- Bahmai-ye Garmsiri-ye Jonubi Rural District Location within Iran
- Coordinates: 30°59′28″N 50°06′45″E﻿ / ﻿30.99111°N 50.11250°E
- Country: Iran
- Province: Kohgiluyeh and Boyer-Ahmad
- County: Bahmai
- District: Central
- Capital: Kat

Population (2016)
- • Total: 7,083
- Time zone: UTC+3:30 (IRST)

= Bahmai-ye Garmsiri-ye Jonubi Rural District =

Rural district in Kohgiluyeh and Boyer-Ahmad province, Iran

Bahmai-ye Garmsiri-ye Jonubi Rural District (دهستان بهمئي گرمسيرئ جنوبي) is in the Central District of Bahmai County, Kohgiluyeh and Boyer-Ahmad province, Iran.

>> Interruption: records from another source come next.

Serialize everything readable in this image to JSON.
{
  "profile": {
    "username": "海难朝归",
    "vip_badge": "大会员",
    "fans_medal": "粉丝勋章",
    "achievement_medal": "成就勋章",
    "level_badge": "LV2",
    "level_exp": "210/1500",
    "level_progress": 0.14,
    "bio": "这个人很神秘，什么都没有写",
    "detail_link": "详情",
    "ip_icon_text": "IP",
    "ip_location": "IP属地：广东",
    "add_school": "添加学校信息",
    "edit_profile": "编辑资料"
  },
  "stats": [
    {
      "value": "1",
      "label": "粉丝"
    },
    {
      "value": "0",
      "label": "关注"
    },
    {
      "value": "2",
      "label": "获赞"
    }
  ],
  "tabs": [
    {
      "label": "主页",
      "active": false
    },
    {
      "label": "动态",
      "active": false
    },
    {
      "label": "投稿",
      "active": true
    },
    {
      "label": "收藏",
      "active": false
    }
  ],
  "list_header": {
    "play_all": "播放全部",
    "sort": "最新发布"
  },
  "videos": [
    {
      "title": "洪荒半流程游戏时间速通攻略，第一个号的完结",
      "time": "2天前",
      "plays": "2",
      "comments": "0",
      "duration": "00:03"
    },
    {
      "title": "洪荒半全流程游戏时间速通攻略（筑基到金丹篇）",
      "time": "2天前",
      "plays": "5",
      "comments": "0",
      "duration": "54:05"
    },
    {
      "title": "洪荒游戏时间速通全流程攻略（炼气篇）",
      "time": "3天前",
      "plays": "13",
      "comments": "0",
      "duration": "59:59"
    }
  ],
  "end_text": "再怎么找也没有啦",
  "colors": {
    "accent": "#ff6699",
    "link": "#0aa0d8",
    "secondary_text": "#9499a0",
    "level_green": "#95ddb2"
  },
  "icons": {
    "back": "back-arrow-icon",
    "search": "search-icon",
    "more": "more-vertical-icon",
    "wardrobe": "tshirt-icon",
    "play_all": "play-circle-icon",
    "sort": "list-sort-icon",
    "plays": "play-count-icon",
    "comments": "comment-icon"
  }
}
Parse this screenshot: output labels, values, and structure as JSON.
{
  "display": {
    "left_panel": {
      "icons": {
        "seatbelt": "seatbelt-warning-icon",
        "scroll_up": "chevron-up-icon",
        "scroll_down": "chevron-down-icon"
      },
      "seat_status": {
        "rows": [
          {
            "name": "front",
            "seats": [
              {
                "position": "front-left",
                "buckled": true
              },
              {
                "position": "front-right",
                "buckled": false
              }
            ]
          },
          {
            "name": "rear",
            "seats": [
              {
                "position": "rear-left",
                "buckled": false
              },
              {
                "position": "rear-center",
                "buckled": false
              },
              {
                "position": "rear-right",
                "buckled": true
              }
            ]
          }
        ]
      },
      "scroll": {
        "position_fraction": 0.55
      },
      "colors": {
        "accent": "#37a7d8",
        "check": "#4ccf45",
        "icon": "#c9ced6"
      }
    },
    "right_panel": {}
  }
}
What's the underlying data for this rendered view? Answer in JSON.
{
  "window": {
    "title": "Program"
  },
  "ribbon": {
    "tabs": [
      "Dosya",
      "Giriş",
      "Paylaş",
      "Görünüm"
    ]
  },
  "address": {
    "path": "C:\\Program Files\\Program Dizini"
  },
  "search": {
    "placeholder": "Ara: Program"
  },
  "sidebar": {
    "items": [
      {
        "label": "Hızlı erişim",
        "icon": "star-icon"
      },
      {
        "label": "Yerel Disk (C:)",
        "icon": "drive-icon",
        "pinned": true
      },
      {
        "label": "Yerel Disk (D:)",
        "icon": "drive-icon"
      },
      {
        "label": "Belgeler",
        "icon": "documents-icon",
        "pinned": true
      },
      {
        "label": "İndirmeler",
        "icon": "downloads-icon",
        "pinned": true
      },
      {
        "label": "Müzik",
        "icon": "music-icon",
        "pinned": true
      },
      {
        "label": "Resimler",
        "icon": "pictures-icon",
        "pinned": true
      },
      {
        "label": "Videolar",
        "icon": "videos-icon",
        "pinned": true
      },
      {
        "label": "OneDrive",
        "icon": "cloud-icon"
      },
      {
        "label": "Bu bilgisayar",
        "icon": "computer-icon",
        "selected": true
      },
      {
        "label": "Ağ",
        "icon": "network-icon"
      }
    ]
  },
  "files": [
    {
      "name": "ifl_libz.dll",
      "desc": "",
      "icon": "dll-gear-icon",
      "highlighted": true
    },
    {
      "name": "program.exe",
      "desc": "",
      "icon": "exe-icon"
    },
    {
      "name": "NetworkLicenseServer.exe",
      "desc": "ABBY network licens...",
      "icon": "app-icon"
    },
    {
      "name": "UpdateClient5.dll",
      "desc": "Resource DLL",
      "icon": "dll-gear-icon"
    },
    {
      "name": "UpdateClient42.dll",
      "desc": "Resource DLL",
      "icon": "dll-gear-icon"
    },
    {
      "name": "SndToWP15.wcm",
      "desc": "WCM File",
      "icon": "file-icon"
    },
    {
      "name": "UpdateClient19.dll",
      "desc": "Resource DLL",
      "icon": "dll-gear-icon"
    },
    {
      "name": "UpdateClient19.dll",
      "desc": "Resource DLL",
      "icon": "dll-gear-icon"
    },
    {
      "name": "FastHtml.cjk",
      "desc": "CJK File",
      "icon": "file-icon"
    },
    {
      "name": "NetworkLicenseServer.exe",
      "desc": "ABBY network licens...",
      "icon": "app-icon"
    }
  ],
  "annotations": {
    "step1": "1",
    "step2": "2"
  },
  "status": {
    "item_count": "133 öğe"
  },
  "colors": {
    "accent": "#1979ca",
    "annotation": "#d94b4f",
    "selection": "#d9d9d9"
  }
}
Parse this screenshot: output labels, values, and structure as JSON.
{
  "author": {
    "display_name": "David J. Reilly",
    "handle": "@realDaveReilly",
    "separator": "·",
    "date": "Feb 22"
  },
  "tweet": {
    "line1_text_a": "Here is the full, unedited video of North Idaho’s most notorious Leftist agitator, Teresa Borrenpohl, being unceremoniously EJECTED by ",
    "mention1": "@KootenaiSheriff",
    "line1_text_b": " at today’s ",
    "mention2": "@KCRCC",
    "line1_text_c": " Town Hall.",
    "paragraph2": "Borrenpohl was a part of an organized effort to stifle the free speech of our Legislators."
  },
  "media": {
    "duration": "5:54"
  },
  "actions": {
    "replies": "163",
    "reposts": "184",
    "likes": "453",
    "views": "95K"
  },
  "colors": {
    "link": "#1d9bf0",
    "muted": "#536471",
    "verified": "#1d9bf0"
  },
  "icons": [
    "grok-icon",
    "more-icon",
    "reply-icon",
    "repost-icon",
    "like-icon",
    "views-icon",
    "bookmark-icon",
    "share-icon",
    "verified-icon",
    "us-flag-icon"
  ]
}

Its capital is the village of Kat. The rural district was previously administered from the city of Likak.

==Demographics==
===Population===
At the time of the 2006 National Census, the rural district's population was 8,288 in 1,550 households. There were 7,600 inhabitants in 1,805 households at the following census of 2011. The 2016 census measured the population of the rural district as 7,083 in 1,880 households. The most populous of its 69 villages was Gach Boland, with 766 people.